Прыгая на одной ноге в какой‑то игре по гладко натертому полу, я поскользнулся и со всего размаху шлепнулся прямо на нос. Было очень больно, но еще болезненнее я ощутил свой позор, а когда я увидел потоки льющейся из носу крови, то мне чуть не сделалось дурно. Впрочем, не обошлось тут и без известного наигрыша. Я смутно чувствовал, что чем ужаснее будут мои страдания и жалобы, тем позорность моего падения будет менее значительна, а потому я не только плакал, пока мне мыли и бинтовали нос, положив на него компресс, но я продолжал плакать и стенать на всем пути до дому, куда меня и отвезла одна из воспитательниц пансиона. Дома я уже вовсе не страдал, однако устроил целый спектакль, чем совершенно переполошил бедную мамочку. Я даже сам потребовал, чтобы меня уложили в постель, как настоящего раненого! К вечеру все прошло, а на следующее утро я вполне мог бы отправиться в пансион, но тут я решительно запротестовал, мне казалось невыносимым, чтобы я, опозоренный, снова предстал перед всеми этими дамами и перед моими товарищами‑малышами! По слабости сердечной, мамочка, несмотря на заплаченный триместр, сдалась, и я уже больше фрейлейн Герке не видал.

И как раз тогда мама узнала о существовании другого воспитательного заведения в очень близком расстоянии от нашего дома и к тому же горячо рекомендованного какими‑то знакомыми. Помещалось это заведение на Малой Мастерской, напротив той католической церкви св. Станислава, куда мы с папой ходили по воскресеньям. Киндергартен госпожи Вертер занимал весь второй (верхний) этаж углового особняка, при котором был обширный и тенистый сад. Вход был с Малой Мастерской, широкая, барского вида лестница вела к классам, к квартире директорши и к длинному рекреационному залу, все пять окон которого выходили на улицу. Просторные классы имели благодаря своим выбеленным стенам опрятный вид; в них было много воздуха и света – не то, что оклеенные бурыми и грязно‑желтыми обоями комнаты фрейлейн Герке с их темными занавесками у окон. Киндергартен обслуживался целым штатом воспитательниц и учительниц, а в систему воспитания входили и уроки рисования, гимнастики и танцев. Меня сразу подкупило то, что на стенах висели большие, отпечатанные в красках картины, из которых одна изображала жизнь города, другая – жизнь деревни (разумеется немецкой), третья – железную дорогу и т. д.

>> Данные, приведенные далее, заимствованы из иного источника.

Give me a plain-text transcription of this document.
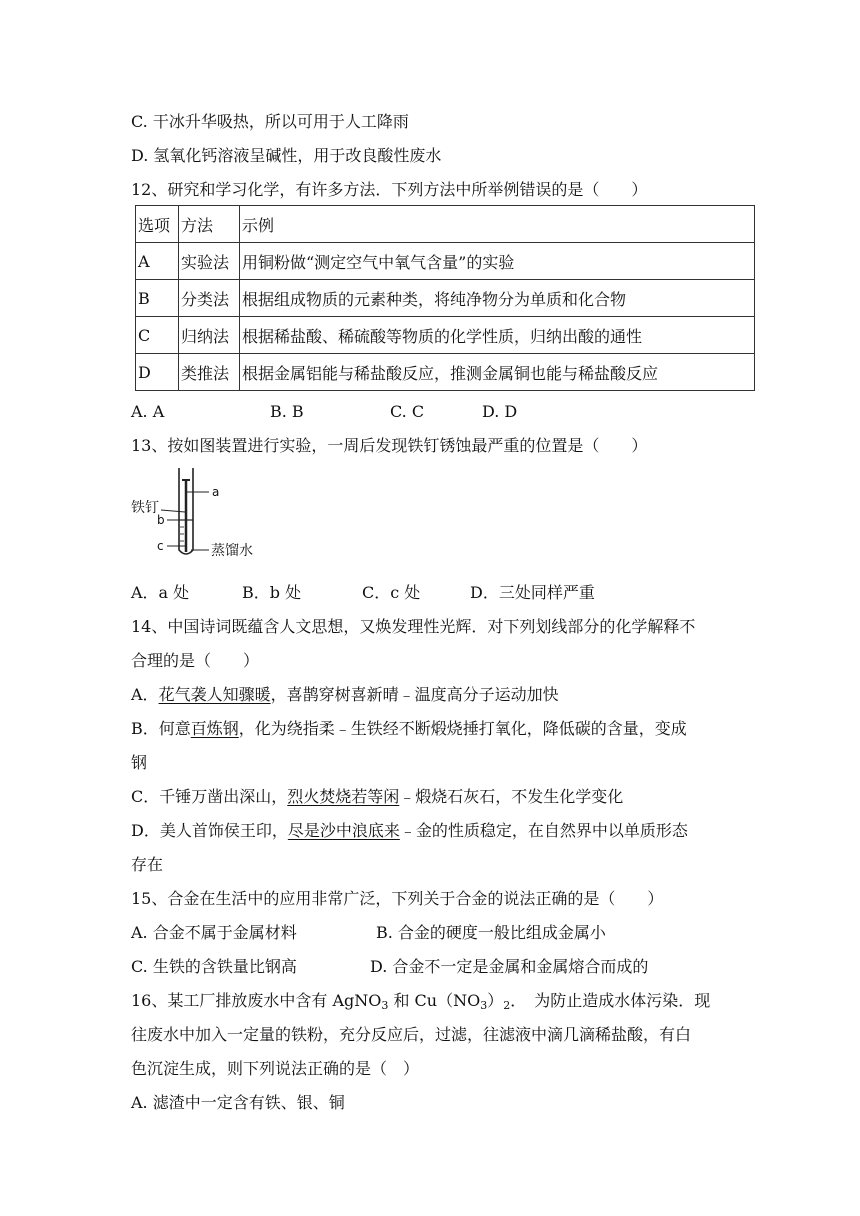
C. 干冰升华吸热，所以可用于人工降雨
D. 氢氧化钙溶液呈碱性，用于改良酸性废水
12、研究和学习化学，有许多方法．下列方法中所举例错误的是（　　）
选项	方法	示例
A	实验法	用铜粉做“测定空气中氧气含量”的实验
B	分类法	根据组成物质的元素种类，将纯净物分为单质和化合物
C	归纳法	根据稀盐酸、稀硫酸等物质的化学性质，归纳出酸的通性
D	类推法	根据金属铝能与稀盐酸反应，推测金属铜也能与稀盐酸反应
A. A	B. B	C. C	D. D
13、按如图装置进行实验，一周后发现铁钉锈蚀最严重的位置是（　　）
铁钉
a
b
c	蒸馏水
A．a 处	B．b 处	C．c 处	D．三处同样严重
14、中国诗词既蕴含人文思想，又焕发理性光辉．对下列划线部分的化学解释不
合理的是（　　）
A．花气袭人知骤暖，喜鹊穿树喜新晴﹣温度高分子运动加快
B．何意百炼钢，化为绕指柔﹣生铁经不断煅烧捶打氧化，降低碳的含量，变成
钢
C．千锤万凿出深山，烈火焚烧若等闲﹣煅烧石灰石，不发生化学变化
D．美人首饰侯王印，尽是沙中浪底来﹣金的性质稳定，在自然界中以单质形态
存在
15、合金在生活中的应用非常广泛，下列关于合金的说法正确的是（　　）
A. 合金不属于金属材料	B. 合金的硬度一般比组成金属小
C. 生铁的含铁量比钢高	D. 合金不一定是金属和金属熔合而成的
16、某工厂排放废水中含有 AgNO$_3$ 和 $Cu(NO_3)_2$．　为防止造成水体污染．现
往废水中加入一定量的铁粉，充分反应后，过滤，往滤液中滴几滴稀盐酸，有白
色沉淀生成，则下列说法正确的是（　）
A. 滤渣中一定含有铁、银、铜
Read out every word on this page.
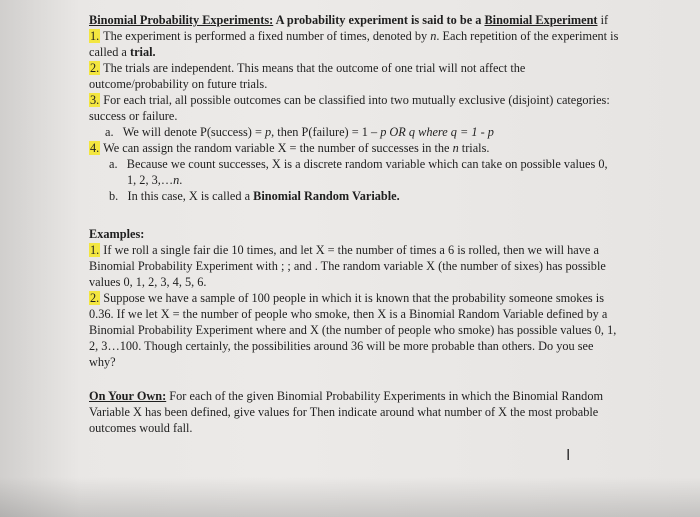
Binomial Probability Experiments: A probability experiment is said to be a Binomial Experiment if

1. The experiment is performed a fixed number of times, denoted by n. Each repetition of the experiment is called a trial.

2. The trials are independent. This means that the outcome of one trial will not affect the outcome/probability on future trials.

3. For each trial, all possible outcomes can be classified into two mutually exclusive (disjoint) categories: success or failure.

a. We will denote P(success) = p, then P(failure) = 1 – p OR q where q = 1 - p

4. We can assign the random variable X = the number of successes in the n trials.

a. Because we count successes, X is a discrete random variable which can take on possible values 0, 1, 2, 3,…n.

b. In this case, X is called a Binomial Random Variable.

Examples:

1. If we roll a single fair die 10 times, and let X = the number of times a 6 is rolled, then we will have a Binomial Probability Experiment with ; ; and . The random variable X (the number of sixes) has possible values 0, 1, 2, 3, 4, 5, 6.

2. Suppose we have a sample of 100 people in which it is known that the probability someone smokes is 0.36. If we let X = the number of people who smoke, then X is a Binomial Random Variable defined by a Binomial Probability Experiment where and X (the number of people who smoke) has possible values 0, 1, 2, 3…100. Though certainly, the possibilities around 36 will be more probable than others. Do you see why?

On Your Own: For each of the given Binomial Probability Experiments in which the Binomial Random Variable X has been defined, give values for Then indicate around what number of X the most probable outcomes would fall.

I
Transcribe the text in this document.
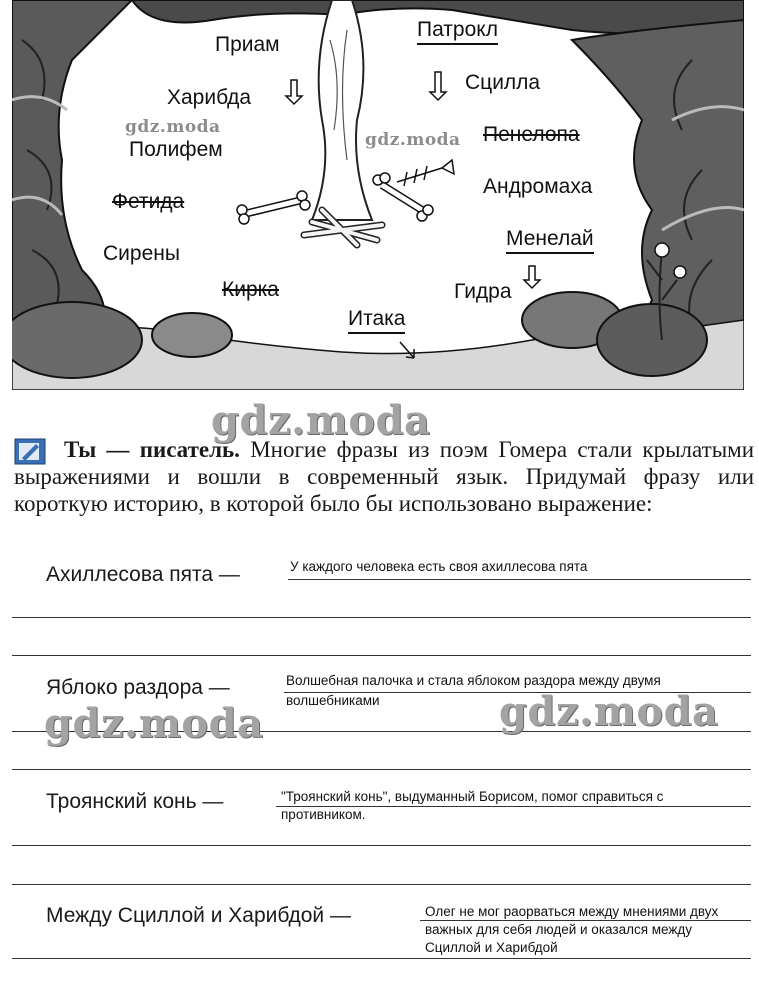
Приам
Патрокл
Харибда
Сцилла
Полифем
Пенелопа
Андромаха
Фетида
Менелай
Сирены
Гидра
Кирка
Итака
gdz.moda
gdz.moda
gdz.moda
Ты — писатель. Многие фразы из поэм Гомера стали крылатыми выражениями и вошли в современный язык. Придумай фразу или короткую историю, в которой было бы использовано выражение:
Ахиллесова пята —	У каждого человека есть своя ахиллесова пята
Яблоко раздора —	Волшебная палочка и стала яблоком раздора между двумя
волшебниками
gdz.moda	gdz.moda
Троянский конь —	"Троянский конь", выдуманный Борисом, помог справиться с
противником.
Между Сциллой и Харибдой —	Олег не мог раорваться между мнениями двух
важных для себя людей и оказался между
Сциллой и Харибдой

Несколько картин поменьше изображали сцены из Библии. Еще интереснее были те коробки под стеклом, которые тоже висели по стенам и в которых к картону были прикреплены разные миниатюрные предметы – в одной все, что относится к производству хлеба, начиная с плуга, кончая приоткрытыми мешками, которые содержали разные зерна и крупы; в другой все, что требуется в столярном деле: тут среди разных орудий производства – пил, стамесок и т. д. – можно было любоваться крошечным, точно для лилипутов сделанным верстаком, а на верстаке лежал рубанок с дощечкой, с которой инструмент уже как бы соскреб малюсенькие стружки.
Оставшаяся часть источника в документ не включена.